Tout de suite après la Victoire – et les festivités populaires qui l'avaient suivie – toute la communauté magique avait mis la main à la pâte pour reconstruire les lieux qui avaient tant souffert. La priorité fut donnée à Poudlard, théâtre de la violence des Mangemorts et de leurs alliés. Le Ministère de la Magie et le Chemin de Traverse furent également remis à neuf. Rapidement, les commerces rouvrirent, rendant à l'artère commerçante tout son intérêt.
Alors que la justice moldue pêche par sa lenteur, ce n'est pas le cas de la justice sorcière. Quelques jours après la fin de Vous-savez-qui, les Aurors se mirent en chasse, sous les directives du Magenmagot en la personne d'Amélia Bones et sous l'égide de nouveau Ministre, Kingsley Shackelbot. La justice Sorcière n'est pas expéditive, mais elle dispose de moyens bien plus efficaces pour investiguer.

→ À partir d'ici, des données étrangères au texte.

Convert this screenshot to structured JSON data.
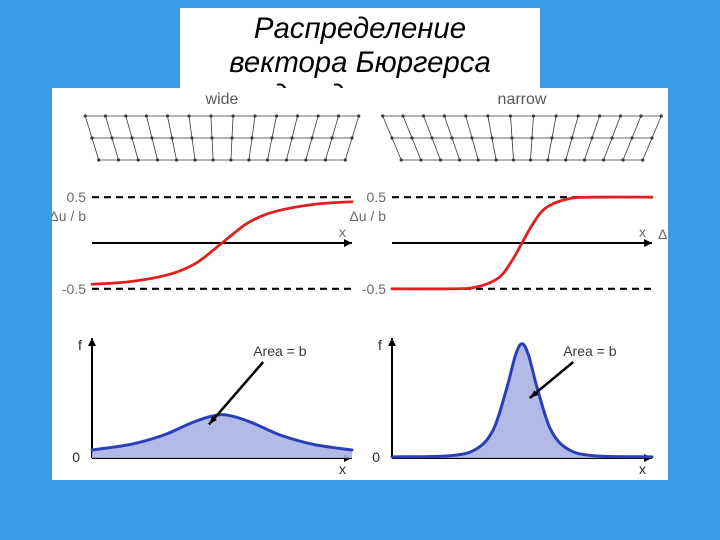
{
  "page": {
    "background": "#3a9ce8"
  },
  "title": {
    "line1": "Распределение вектора Бюргерса",
    "line2": "в ядре дислокации",
    "fontsize_pt": 22,
    "color": "#000000",
    "box_background": "#ffffff"
  },
  "figure": {
    "background": "#ffffff",
    "column_labels": {
      "left": "wide",
      "right": "narrow",
      "fontsize": 16,
      "color": "#595959"
    },
    "lattice": {
      "rows": 3,
      "cols": 14,
      "dot_radius": 1.6,
      "dot_color": "#3a3a3a",
      "bond_color": "#3a3a3a",
      "wide_max_shear": 0.35,
      "narrow_max_shear": 0.48
    },
    "disp_plot": {
      "ylim": [
        -0.6,
        0.6
      ],
      "ref_lines": [
        0.5,
        -0.5
      ],
      "ref_style": {
        "dash": "7,5",
        "width": 2.2,
        "color": "#000000"
      },
      "axis_color": "#000000",
      "axis_width": 2,
      "curve_color": "#e02020",
      "curve_width": 2.8,
      "label_yaxis": "Δu / b",
      "label_xaxis": "x",
      "tick_labels": {
        "top": "0.5",
        "bottom": "-0.5"
      },
      "label_color": "#6a6a6a",
      "label_fontsize": 14,
      "extra_right_label": "Δu",
      "wide_curve": [
        [
          -1,
          -0.45
        ],
        [
          -0.7,
          -0.42
        ],
        [
          -0.4,
          -0.34
        ],
        [
          -0.2,
          -0.22
        ],
        [
          0,
          0
        ],
        [
          0.2,
          0.22
        ],
        [
          0.4,
          0.34
        ],
        [
          0.7,
          0.42
        ],
        [
          1,
          0.45
        ]
      ],
      "narrow_curve": [
        [
          -1,
          -0.5
        ],
        [
          -0.55,
          -0.5
        ],
        [
          -0.35,
          -0.48
        ],
        [
          -0.18,
          -0.38
        ],
        [
          -0.08,
          -0.2
        ],
        [
          0,
          0
        ],
        [
          0.08,
          0.2
        ],
        [
          0.18,
          0.38
        ],
        [
          0.35,
          0.48
        ],
        [
          0.55,
          0.5
        ],
        [
          1,
          0.5
        ]
      ]
    },
    "dens_plot": {
      "ylim": [
        0,
        1.05
      ],
      "axis_color": "#000000",
      "axis_width": 2,
      "curve_color": "#2a3fb5",
      "curve_width": 3,
      "fill_color": "#aab3e6",
      "fill_opacity": 0.9,
      "label_yaxis": "f",
      "label_xaxis": "x",
      "zero_label": "0",
      "area_label": "Area = b",
      "area_label_fontsize": 14,
      "area_label_color": "#3a3a3a",
      "arrow_color": "#000000",
      "wide_curve": [
        [
          -1,
          0.07
        ],
        [
          -0.7,
          0.12
        ],
        [
          -0.45,
          0.2
        ],
        [
          -0.25,
          0.3
        ],
        [
          -0.1,
          0.36
        ],
        [
          0,
          0.38
        ],
        [
          0.1,
          0.36
        ],
        [
          0.25,
          0.3
        ],
        [
          0.45,
          0.2
        ],
        [
          0.7,
          0.12
        ],
        [
          1,
          0.07
        ]
      ],
      "narrow_curve": [
        [
          -1,
          0.01
        ],
        [
          -0.55,
          0.02
        ],
        [
          -0.35,
          0.08
        ],
        [
          -0.22,
          0.25
        ],
        [
          -0.12,
          0.6
        ],
        [
          -0.05,
          0.9
        ],
        [
          0,
          1.0
        ],
        [
          0.05,
          0.9
        ],
        [
          0.12,
          0.6
        ],
        [
          0.22,
          0.25
        ],
        [
          0.35,
          0.08
        ],
        [
          0.55,
          0.02
        ],
        [
          1,
          0.01
        ]
      ]
    }
  }
}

Rapidement, les fugitifs furent appréhendés. Des litres de Veritaserum furent ingurgités. Les pensines travaillèrent à plein régime. Harry Potter avait remis à qui de droit les souvenirs qui lui avaient été confiés par Séverus Rogue dans le hangar à bateaux. Il y avait également joint les siens propres. Les Gobelins avaient quant à eux remis des documents divers qui leur avaient été confiés par Albus Dumbledore.

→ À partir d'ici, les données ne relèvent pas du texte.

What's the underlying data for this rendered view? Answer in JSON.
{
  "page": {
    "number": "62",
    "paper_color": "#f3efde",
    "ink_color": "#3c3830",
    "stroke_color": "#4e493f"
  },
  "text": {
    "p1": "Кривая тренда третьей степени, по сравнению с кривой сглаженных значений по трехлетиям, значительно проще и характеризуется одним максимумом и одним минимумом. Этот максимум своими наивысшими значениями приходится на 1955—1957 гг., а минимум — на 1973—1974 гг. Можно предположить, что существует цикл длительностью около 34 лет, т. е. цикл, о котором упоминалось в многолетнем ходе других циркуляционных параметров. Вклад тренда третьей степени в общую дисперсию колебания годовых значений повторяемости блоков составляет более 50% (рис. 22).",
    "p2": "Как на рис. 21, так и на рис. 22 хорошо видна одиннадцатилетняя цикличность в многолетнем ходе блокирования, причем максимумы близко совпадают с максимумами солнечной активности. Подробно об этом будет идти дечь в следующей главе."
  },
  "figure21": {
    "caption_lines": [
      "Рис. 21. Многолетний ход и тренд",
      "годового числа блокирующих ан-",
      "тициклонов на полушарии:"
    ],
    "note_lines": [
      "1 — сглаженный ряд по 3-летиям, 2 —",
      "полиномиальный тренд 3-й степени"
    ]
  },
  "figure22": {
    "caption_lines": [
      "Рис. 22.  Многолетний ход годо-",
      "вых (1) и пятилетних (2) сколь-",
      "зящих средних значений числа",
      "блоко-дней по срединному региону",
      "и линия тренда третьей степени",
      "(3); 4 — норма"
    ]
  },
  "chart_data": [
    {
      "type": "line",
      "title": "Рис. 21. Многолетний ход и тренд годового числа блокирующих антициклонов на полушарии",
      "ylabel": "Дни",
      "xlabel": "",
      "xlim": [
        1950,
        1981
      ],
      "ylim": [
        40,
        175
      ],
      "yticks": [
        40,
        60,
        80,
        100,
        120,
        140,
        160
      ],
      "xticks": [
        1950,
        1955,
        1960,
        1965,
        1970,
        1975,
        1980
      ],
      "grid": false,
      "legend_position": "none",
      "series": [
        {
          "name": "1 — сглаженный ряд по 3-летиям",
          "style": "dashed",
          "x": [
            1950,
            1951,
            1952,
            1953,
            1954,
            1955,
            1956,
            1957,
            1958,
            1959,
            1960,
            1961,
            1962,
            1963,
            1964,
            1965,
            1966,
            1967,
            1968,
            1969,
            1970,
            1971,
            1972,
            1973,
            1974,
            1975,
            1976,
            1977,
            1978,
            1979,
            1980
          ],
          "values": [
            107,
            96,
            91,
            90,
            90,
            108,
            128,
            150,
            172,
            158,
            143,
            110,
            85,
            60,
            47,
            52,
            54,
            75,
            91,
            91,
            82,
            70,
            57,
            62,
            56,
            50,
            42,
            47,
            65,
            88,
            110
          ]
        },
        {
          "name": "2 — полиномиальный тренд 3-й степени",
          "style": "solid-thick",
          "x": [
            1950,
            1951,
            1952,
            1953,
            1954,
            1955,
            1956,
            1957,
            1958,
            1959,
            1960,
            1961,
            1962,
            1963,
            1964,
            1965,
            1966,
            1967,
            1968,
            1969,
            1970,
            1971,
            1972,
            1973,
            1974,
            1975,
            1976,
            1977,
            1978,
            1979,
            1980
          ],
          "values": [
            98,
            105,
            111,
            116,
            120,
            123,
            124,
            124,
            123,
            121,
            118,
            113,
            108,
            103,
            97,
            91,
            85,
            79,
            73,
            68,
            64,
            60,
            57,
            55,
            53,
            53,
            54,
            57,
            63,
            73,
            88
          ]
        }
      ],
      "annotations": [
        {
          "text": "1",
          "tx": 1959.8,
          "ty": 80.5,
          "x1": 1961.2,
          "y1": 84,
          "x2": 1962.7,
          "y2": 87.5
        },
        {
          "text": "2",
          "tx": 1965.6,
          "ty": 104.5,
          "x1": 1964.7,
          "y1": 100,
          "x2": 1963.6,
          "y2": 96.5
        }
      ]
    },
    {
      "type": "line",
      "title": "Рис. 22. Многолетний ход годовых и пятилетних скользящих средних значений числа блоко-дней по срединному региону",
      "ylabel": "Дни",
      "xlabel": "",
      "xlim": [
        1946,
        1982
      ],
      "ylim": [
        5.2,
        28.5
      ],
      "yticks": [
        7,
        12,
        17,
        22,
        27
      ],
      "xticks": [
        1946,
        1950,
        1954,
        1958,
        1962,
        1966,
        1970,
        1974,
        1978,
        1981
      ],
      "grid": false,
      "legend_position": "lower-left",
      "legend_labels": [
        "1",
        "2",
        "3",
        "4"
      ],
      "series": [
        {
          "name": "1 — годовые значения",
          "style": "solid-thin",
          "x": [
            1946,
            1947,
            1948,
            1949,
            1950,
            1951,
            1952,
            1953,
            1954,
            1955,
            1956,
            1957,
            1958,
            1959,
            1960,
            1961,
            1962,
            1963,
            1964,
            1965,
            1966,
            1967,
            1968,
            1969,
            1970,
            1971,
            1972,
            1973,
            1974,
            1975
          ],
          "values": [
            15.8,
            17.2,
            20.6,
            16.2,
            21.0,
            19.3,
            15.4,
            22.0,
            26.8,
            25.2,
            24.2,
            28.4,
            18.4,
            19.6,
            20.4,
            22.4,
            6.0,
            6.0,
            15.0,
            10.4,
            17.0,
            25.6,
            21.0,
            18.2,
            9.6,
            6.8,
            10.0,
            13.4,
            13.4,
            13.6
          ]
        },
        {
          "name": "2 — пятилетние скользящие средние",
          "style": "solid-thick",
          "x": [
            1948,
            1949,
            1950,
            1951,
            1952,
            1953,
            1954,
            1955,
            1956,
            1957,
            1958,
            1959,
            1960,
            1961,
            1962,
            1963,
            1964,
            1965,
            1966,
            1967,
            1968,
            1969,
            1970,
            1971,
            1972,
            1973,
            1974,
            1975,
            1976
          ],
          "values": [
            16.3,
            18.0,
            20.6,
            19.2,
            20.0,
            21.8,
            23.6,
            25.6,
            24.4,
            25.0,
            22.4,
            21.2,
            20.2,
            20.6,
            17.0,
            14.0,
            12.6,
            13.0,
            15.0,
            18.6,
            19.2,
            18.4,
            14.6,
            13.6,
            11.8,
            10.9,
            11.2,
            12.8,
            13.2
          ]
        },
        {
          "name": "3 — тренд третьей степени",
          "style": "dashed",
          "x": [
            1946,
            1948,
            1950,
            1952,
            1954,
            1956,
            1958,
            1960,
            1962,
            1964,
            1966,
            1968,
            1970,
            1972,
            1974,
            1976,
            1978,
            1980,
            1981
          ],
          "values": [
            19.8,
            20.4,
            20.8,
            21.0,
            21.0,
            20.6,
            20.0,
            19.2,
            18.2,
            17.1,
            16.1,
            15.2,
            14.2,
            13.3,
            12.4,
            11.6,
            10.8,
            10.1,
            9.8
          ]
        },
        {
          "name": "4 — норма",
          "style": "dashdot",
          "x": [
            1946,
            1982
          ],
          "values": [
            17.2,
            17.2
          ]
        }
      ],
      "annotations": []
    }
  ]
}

Les plus proches partisans de Voldemort se virent condamnés à la peine de mort. Les Détraqueurs ayant rejoint le camp des Ténèbres, le Magenmagot ne pouvait plus infliger le Baiser. A la place, il fut décidé de s'inspirer des techniques moldues. Oh ne vous imaginez pas une injection létale, un coup de feu ou la chaise électrique, non, les Sorciers sont plus évolués que cela. Le Tribunal décida de faire appel aux médicomages et de rendre au Sortilège de Mort son utilisation première, c'est-à-dire abréger les souffrances de malades incurables. C'est ainsi que Lucius Malefoy, Bellatrix et les frères Lestrange, Avery, McNair, Goyle Sr et Crabbe Sr et quelques autres passèrent de vie à trépas, sans douleur excessives, au grand dépit d'une grande majorité de la population.

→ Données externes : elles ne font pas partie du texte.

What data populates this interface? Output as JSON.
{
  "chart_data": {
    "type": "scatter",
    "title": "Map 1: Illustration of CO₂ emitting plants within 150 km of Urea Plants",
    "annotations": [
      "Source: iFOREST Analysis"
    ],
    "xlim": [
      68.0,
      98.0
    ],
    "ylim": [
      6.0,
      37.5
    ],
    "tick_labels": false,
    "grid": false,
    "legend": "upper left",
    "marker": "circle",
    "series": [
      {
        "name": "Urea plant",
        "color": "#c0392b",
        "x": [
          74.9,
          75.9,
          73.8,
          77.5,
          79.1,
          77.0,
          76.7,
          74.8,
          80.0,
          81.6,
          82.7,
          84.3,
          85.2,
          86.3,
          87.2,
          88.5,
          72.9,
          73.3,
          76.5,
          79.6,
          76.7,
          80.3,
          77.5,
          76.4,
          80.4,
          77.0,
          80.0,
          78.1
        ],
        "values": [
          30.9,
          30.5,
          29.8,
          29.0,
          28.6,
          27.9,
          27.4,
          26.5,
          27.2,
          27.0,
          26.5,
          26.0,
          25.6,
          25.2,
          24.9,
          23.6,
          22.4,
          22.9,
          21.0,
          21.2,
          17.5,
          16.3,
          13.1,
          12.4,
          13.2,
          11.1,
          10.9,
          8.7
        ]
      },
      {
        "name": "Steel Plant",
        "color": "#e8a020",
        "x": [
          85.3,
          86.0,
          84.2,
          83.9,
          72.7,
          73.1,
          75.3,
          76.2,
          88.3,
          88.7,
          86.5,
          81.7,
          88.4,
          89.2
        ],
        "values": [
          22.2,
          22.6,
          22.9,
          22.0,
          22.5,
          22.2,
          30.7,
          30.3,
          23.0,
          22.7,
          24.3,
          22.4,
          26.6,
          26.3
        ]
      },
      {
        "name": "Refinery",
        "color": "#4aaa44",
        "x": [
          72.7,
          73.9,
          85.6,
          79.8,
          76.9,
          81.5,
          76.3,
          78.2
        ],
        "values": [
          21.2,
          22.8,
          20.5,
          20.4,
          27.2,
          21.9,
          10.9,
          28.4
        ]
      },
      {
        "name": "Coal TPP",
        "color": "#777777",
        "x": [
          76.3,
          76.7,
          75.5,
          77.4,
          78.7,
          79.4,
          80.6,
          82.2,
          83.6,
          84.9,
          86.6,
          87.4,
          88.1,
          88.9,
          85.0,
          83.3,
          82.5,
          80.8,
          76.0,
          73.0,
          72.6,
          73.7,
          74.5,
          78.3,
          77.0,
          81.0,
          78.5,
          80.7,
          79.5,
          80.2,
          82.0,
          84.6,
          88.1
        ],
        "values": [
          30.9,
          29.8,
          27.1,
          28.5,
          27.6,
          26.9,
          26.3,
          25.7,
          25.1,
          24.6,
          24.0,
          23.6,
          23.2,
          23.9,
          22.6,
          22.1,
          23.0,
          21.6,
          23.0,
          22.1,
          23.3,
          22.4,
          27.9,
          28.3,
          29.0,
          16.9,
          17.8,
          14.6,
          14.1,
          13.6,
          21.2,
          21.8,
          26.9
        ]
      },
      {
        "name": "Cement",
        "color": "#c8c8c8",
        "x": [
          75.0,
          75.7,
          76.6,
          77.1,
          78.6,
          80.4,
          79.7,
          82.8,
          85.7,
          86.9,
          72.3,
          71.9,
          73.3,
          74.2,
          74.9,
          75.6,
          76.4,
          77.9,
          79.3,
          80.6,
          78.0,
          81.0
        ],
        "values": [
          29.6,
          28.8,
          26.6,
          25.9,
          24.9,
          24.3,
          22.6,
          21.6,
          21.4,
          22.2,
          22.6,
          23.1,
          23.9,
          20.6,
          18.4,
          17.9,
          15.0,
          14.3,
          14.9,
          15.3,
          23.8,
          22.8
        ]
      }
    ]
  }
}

Les Mangemorts de seconde zone se virent en grande partie condamnés à la réclusion à vie à Azkaban, même si les conditions de détention s'étaient vues assouplies par la disparition des Détraqueurs. Certains furent simplement assignés à résidence, leurs méfaits étant parmi les moins graves.
Par contre, tous se virent infligés de très lourdes amendes, argent devant servir à la reconstruction et aux dédommagements des victimes de la guerre.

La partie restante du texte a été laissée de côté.